Sukses

BI: Impor Beras Bisa Jaga Inflasi Januari 2018

Kementerian Perdagangan membuka keran impor beras sebesar 500 ribu ton.

Liputan6.com, Jakarta Bank Indonesia (BI) memperingatkan pengaruh kenaikan harga beras di pasar mampu menjadi penggerak inflasi pada Januari 2018. Untuk itu, pemerintah diminta untuk segera mengambil langkah supaya inflasi bisa dikendalikan.

Kepala Departemen Kebijakan Ekonomi dan Moneter BI Dody Budi Waluyo menjabarkan setidaknya ada dua penggerak utama untuk laju inflasi pada bulan pertama di 2018 ini, selain beras juga komoditas holtikultura.

"Dua hal itu perlu diwaspadai. Hingga minggu ke dua bulan ini year on year-nya 3,20 persen inflasi," kata Dody di Bank Indonesia, Kamis (18/1/2018).

Untuk itu, faktor ketersediaan stok dan kelancaran distribusi menjadi tantangan yang harus segera diselesaikan dalam waktu dekat. Karena beras menjadi konsumsi sehari-hari masyarakat, sehingga kenaikan harga beras sangat berdampak kepada laju inflasi.

Di sisi lain, Dody mengapresiasi upaya pemerintah dalam membuka keran impor beras. Hal ini diharapkan mampu menjadi instrumen dalam menjaga laju inflasi pada Januari 2018.

"Kalau dilihat dari sisi produksi, kemungkinan musim panen masih akan sama dibandingkan tahun lalu. Jadi kebijakan impor akan membantu menambah pasokan demi menjaga inflasi," tambahnya.

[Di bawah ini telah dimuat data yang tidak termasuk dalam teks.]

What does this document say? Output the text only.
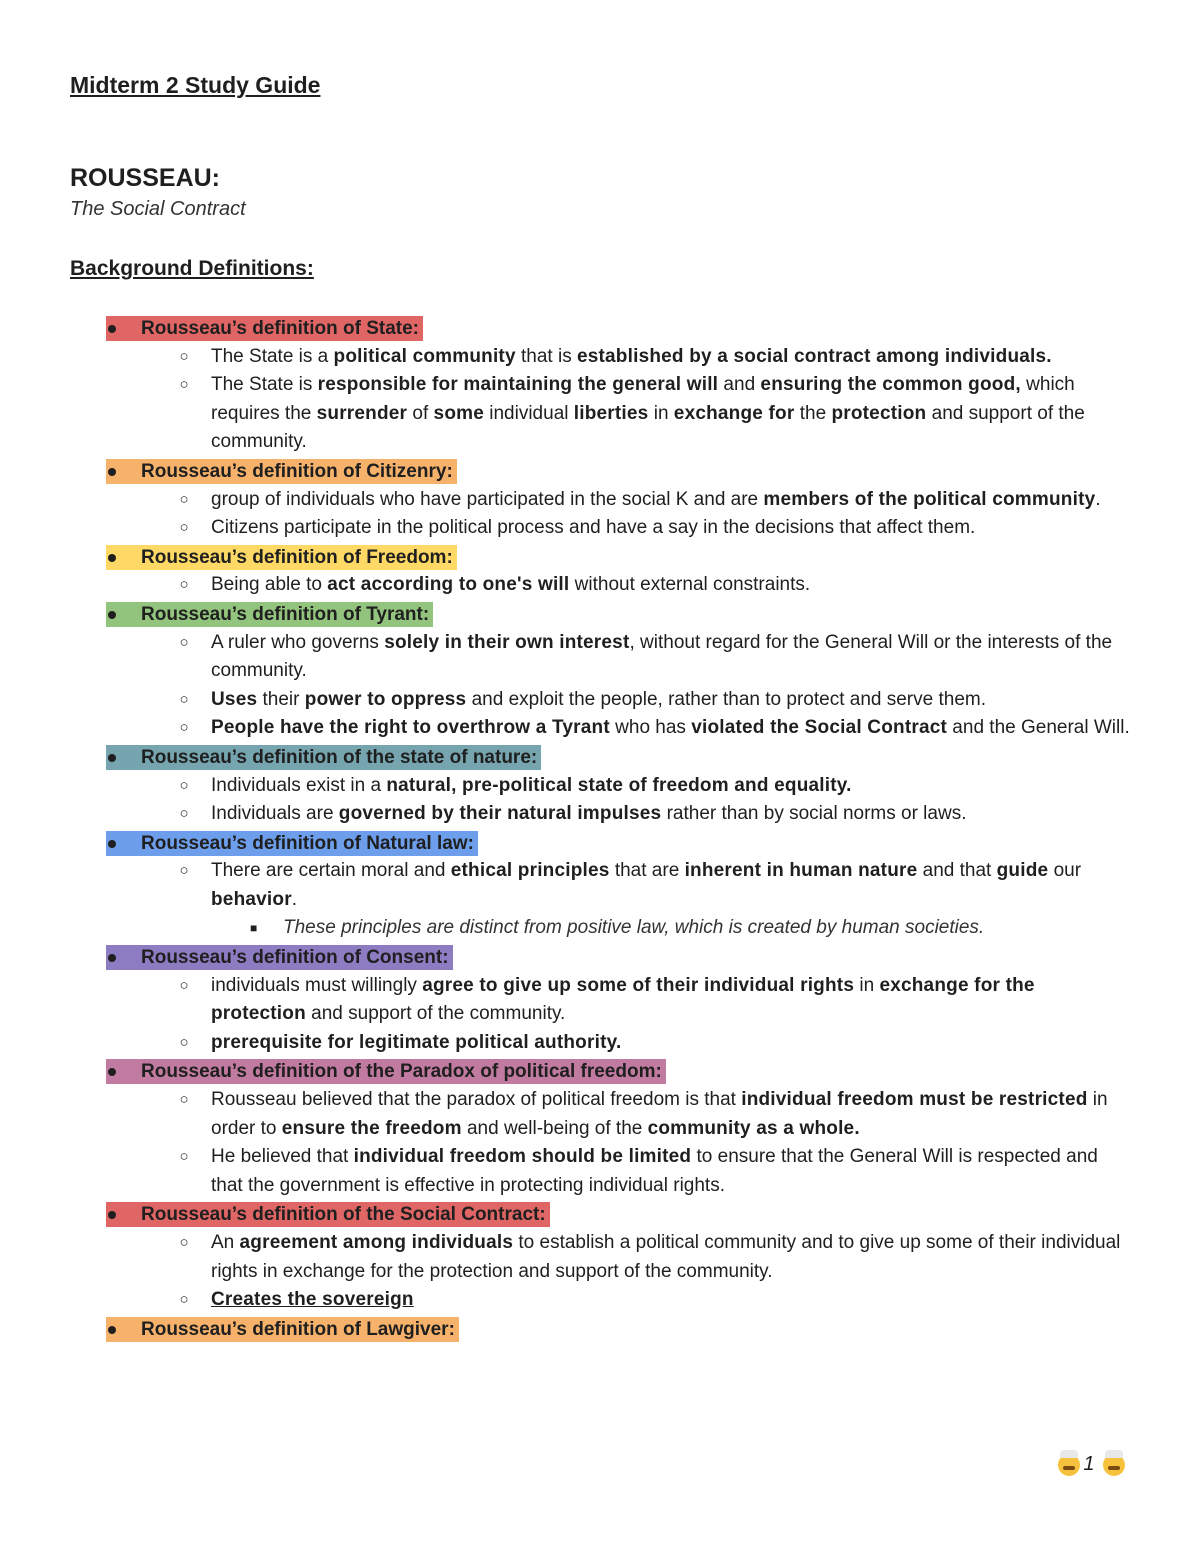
Midterm 2 Study Guide
ROUSSEAU:

The Social Contract

Background Definitions:
Rousseau’s definition of State:
○ The State is a political community that is established by a social contract among individuals.
○ The State is responsible for maintaining the general will and ensuring the common good, which requires the surrender of some individual liberties in exchange for the protection and support of the community.
Rousseau’s definition of Citizenry:
○ group of individuals who have participated in the social K and are members of the political community.
○ Citizens participate in the political process and have a say in the decisions that affect them.
Rousseau’s definition of Freedom:
○ Being able to act according to one's will without external constraints.
Rousseau’s definition of Tyrant:
○ A ruler who governs solely in their own interest, without regard for the General Will or the interests of the community.
○ Uses their power to oppress and exploit the people, rather than to protect and serve them.
○ People have the right to overthrow a Tyrant who has violated the Social Contract and the General Will.
Rousseau’s definition of the state of nature:
○ Individuals exist in a natural, pre-political state of freedom and equality.
○ Individuals are governed by their natural impulses rather than by social norms or laws.
Rousseau’s definition of Natural law:
○ There are certain moral and ethical principles that are inherent in human nature and that guide our behavior.
■ These principles are distinct from positive law, which is created by human societies.
Rousseau’s definition of Consent:
○ individuals must willingly agree to give up some of their individual rights in exchange for the protection and support of the community.
○ prerequisite for legitimate political authority.
Rousseau’s definition of the Paradox of political freedom:
○ Rousseau believed that the paradox of political freedom is that individual freedom must be restricted in order to ensure the freedom and well-being of the community as a whole.
○ He believed that individual freedom should be limited to ensure that the General Will is respected and that the government is effective in protecting individual rights.
Rousseau’s definition of the Social Contract:
○ An agreement among individuals to establish a political community and to give up some of their individual rights in exchange for the protection and support of the community.
○ Creates the sovereign
Rousseau’s definition of Lawgiver:
1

Bank Indonesia sendiri menargetkam laju inflasi sepanjang 2018 akan terjaga di angka 2,5-4,5 persen.

https://www.vidio.com/watch/1241889-stok-beras-nasional-dinilai-cukup-rizal-ramli-tidak-perlu-impor-beras-fokus-pagi

 

2 dari 2 halaman

Impor Beras Khusus

Seperti diketahui, Kementerian Perdagangan (Kemendag) membuka keran impor beras. Beras tersebut merupakan beras khusus dari Thailand dan Vietnam dengan jumlah mencapai 500 ribu ton. Lantas seperti apa beras khusus tersebut?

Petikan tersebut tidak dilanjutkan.